If I were advising organizations now, I would say: "Get out in front of this crisis and let people know that you know they are scared and they have good reason to be scared. Let them know you are still thinking ahead rather than reacting to what the market did yesterday or what the bailout plan will do today. You can’t be reactive in this atmosphere." If you are reactive, people will sense you are reactive and it is going to add to the fear.

What is your prediction of the consequences of the bailout plan? To what degree will its objectives be met?

The bailout plan is not going to disband this year. The problem now is that the liquidity has dried up in the credit market. People are not lending, banks are not lending to each other, banks are not lending to people, banks are not lending to corporations. If lending freezes up then the real economy is going to have to slow down, because if you can’t borrow money to do things, it becomes difficult to do things. One of the objectives of the bailout plan is to put a little bit more liquidity on the table by taking the securities off these banks. Ideally, what it should say is, "OK, now you can go back to lending and you don’t have to worry about these securities dragging you down." Now will that happen tomorrow? Even if the bailout plan passes tomorrow, it’s not like on Friday banks are going to start lending like crazy.1 It’s going to take a while.

The healthiest scenario is, bailout plain or no bailout plan, banks start to feel a little safer about going out and lending to people. And the liquidity done for the markets and the numbers to watch for that are the Interbank Labor Rate. The labor rate is at 7, 8 percent, and banks are very reluctant to lend to each other. You want that rate to fall back to what it usually is—1.5, 2 percent. You want see the three-month T-Bills, which are now at the 0 percent rate because people are pulling their money out of banks and saying, "Look, I want to make sure that my principle doesn’t hurt." You want to see that part of the credit market become healthy. Then, in the sense, you have a more conventional recession recovery cycle instead of this doomsday scenario that people worry about. That doomsday scenario causes people to think, "What if everyone stops lending and the entire economy comes to a complete standstil?"

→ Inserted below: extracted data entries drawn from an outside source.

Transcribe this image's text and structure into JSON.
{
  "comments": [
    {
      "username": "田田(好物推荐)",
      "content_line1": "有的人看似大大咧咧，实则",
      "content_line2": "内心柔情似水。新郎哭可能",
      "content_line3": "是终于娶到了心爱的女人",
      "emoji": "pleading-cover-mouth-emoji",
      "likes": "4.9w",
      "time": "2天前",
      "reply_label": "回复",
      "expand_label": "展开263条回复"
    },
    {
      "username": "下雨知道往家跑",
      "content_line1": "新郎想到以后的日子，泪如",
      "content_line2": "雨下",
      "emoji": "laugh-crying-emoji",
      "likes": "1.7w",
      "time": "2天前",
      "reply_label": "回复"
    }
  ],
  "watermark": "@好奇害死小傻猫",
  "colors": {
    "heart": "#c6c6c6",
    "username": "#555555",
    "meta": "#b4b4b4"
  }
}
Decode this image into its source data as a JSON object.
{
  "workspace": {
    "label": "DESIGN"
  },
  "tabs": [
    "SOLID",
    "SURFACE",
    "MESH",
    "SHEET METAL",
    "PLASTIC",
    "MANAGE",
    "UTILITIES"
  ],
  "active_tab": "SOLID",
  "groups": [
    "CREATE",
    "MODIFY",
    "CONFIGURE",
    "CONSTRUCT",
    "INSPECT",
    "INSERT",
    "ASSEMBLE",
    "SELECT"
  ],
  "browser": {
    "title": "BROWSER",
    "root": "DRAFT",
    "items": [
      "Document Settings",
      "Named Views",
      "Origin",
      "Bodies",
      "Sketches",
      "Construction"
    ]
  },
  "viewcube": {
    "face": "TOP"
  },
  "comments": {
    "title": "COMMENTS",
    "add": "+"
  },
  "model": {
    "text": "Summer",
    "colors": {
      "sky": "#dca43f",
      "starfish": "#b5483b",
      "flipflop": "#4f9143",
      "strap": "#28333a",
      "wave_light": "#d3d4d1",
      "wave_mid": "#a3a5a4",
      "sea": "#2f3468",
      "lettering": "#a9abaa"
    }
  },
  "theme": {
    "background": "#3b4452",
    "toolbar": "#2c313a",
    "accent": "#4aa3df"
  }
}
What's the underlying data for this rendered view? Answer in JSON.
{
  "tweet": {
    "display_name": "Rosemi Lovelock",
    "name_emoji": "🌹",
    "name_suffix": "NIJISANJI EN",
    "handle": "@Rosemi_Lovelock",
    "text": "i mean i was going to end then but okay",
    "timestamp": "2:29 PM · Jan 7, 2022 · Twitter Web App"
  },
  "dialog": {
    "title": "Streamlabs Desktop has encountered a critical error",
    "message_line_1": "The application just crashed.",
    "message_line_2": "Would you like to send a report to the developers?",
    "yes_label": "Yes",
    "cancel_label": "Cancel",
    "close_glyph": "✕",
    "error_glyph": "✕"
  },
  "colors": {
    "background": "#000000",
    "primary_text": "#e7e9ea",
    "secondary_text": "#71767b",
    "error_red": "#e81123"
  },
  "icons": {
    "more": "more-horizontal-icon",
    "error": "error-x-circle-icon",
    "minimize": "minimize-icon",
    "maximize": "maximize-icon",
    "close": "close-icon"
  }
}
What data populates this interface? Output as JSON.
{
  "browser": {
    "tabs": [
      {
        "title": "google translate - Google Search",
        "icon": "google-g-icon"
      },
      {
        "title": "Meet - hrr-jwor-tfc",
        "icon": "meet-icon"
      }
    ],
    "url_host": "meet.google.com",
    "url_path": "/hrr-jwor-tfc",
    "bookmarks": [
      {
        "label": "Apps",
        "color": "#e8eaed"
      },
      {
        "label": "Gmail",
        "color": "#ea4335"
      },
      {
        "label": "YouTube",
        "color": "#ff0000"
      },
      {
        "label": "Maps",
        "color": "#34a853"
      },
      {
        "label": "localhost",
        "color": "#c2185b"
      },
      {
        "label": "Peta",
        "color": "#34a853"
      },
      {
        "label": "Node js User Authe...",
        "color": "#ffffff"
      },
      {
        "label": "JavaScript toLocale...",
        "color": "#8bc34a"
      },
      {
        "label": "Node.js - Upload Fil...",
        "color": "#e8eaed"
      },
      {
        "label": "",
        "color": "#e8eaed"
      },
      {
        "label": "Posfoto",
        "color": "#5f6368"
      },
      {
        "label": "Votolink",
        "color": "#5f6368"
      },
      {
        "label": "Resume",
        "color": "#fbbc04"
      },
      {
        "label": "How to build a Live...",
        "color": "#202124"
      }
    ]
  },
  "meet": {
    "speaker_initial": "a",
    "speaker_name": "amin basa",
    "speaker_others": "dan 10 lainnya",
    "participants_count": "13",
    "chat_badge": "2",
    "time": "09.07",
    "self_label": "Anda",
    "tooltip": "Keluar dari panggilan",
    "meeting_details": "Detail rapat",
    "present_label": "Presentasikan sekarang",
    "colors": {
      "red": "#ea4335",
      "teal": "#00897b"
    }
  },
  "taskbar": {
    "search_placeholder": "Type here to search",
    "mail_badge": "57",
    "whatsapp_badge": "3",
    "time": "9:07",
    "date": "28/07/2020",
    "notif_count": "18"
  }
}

Do you think job cuts and losses within certain areas of organizations are just impulse reactions to this fear, or is there a strategy behind it?

I think it is realistic. I think companies are looking at their short-term prospects. They look at consumers and realize that those people are not going to be buying for Christmas. So they think, "Why am I loading up with 50 people when I may only have five customers?" I think that job cuts are rational for companies that feel that things are going to slow down. Are some companies overreacting? Probably. That’s part of a normal cycle. That is less worrisome because we have been through recessions before. What we are worrying about is the long-term slowing down of the economy where we are not going to bounce back like we have for the last 65 or 70 years. That is what worries people. Not that they will be laid off, but that they will be out of a job for a very long time.

Organizations should look at the long term. The fact that they are laying off people doesn’t mean that they can’t have a long-term plan. They have to do what is good for them in the short term and think about the long term at the same time.

1Editor’s note: This question was posed before the bailout plan was passed Friday, October 3rd, 2008 by the United States House of Representatives.